Often when watching chess video lectures, I hear the advice of not capturing the opponent's piece in favor of putting more pressure, for example, to get a more decisive attack. Also, often we hear the phrase:
When you see a good move, look for a better one
and sometimes this good move can be a capture, but the better move is not a capture. The simplest example is probably going for a checkmate attack and ignore the opponent's hanging Queen.
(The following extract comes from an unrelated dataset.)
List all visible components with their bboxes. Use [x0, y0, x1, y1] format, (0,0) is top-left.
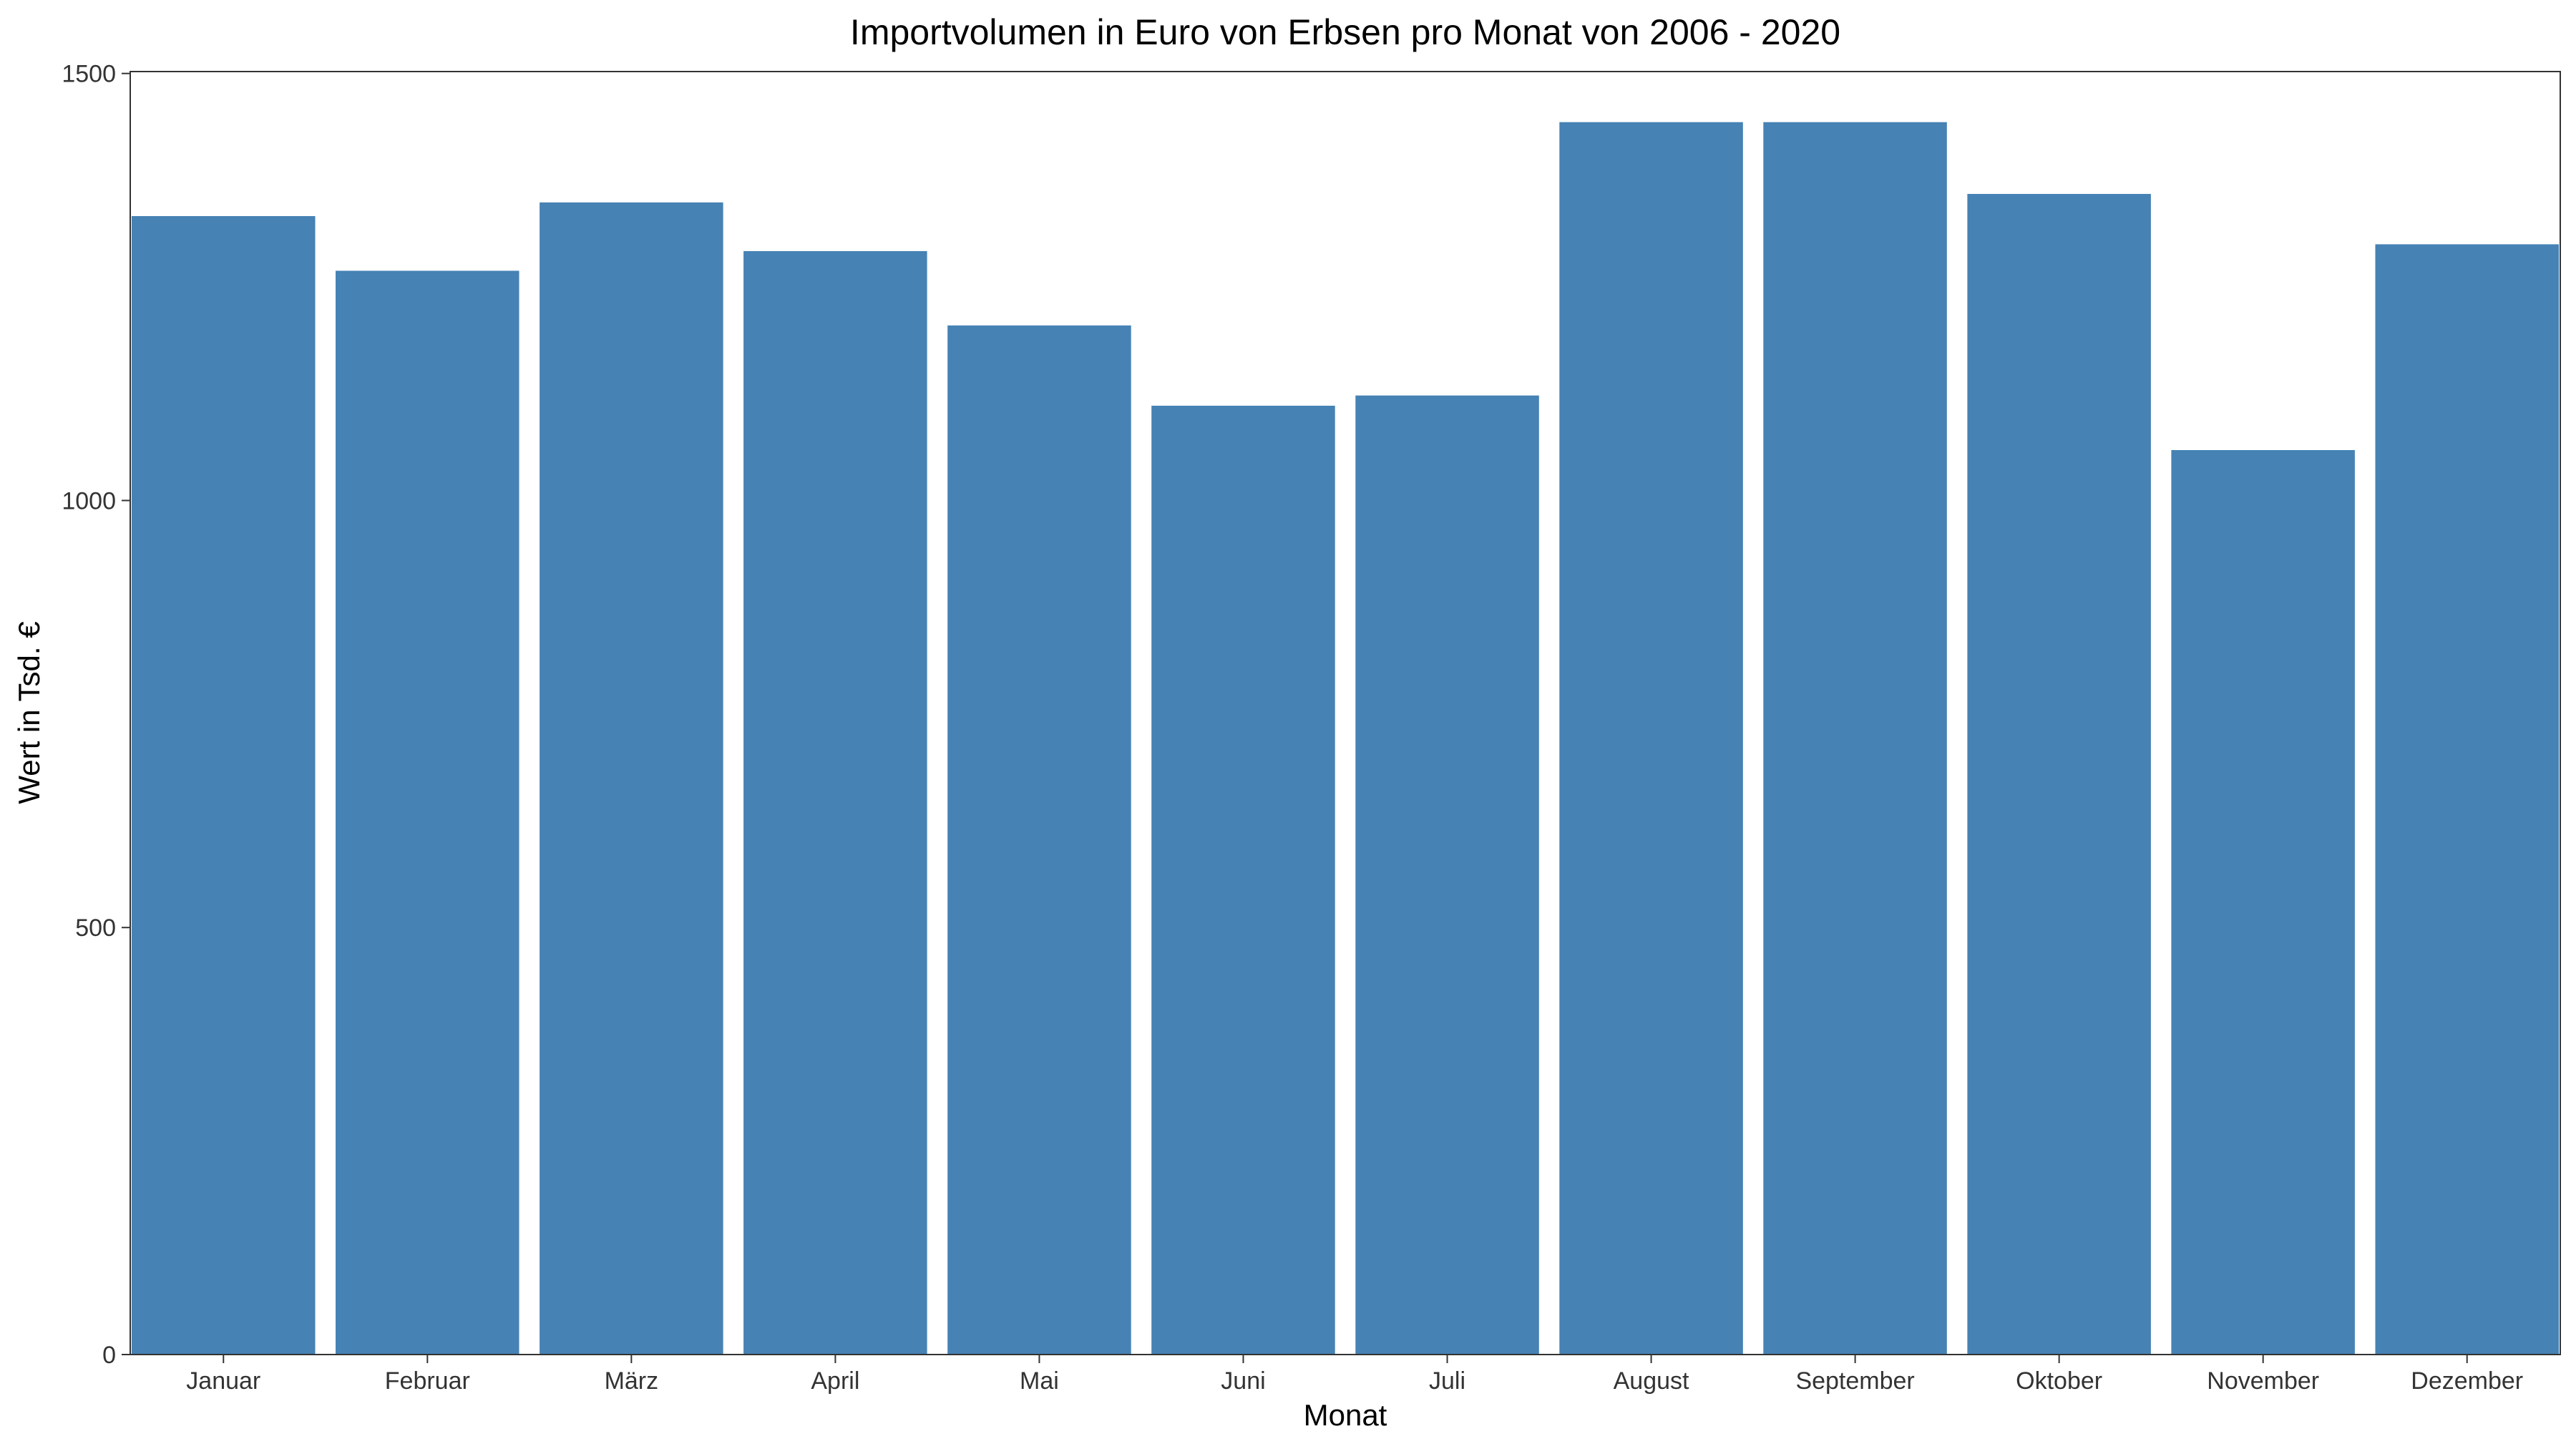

Having these ideas, I thought that we can try to form a hypothesis:
The better the player is the fewer captures per move on average they make
Let's see if we can prove it using real data.
Data source
Our data source is Lichess game database, specifically games played in October 2020 on Lichess. In order to have a more representative sample, we discard bullet games, and we take a sample of 2M remaining games. Next, we remove Elo outliers - in this case, the remaining players have Elo ranging from 1000 up to 2650.
Source code
The complete source code for this experiment in the notebook form is available here: https://github.com/chessvision-ai/average-number-of-captures-by-elo
Results
The plot generated by the provided source code:
Observations
We can observe that the average number of captures per move is negatively correlated with Elo of the players. This is a great result as the common wisdom is now backed up by real data
Also, what is probably even more important, is the fact that the average number of captures per move in a game, when averaged over many games, can be potentially used as an accurate and very simplistic estimator of a player's Elo. There are researches about estimating players' Elo from games they play and most methods use significantly more computationally intensive methods, e.g. average centipawn loss, which is Average is the difference of player's move to the best computer move averaged over all moves. In the case of this new average-captures-per-move metric, computing it is as simple as going through all the moves made in a game and counting how many were captures, so it's as optimal it could be.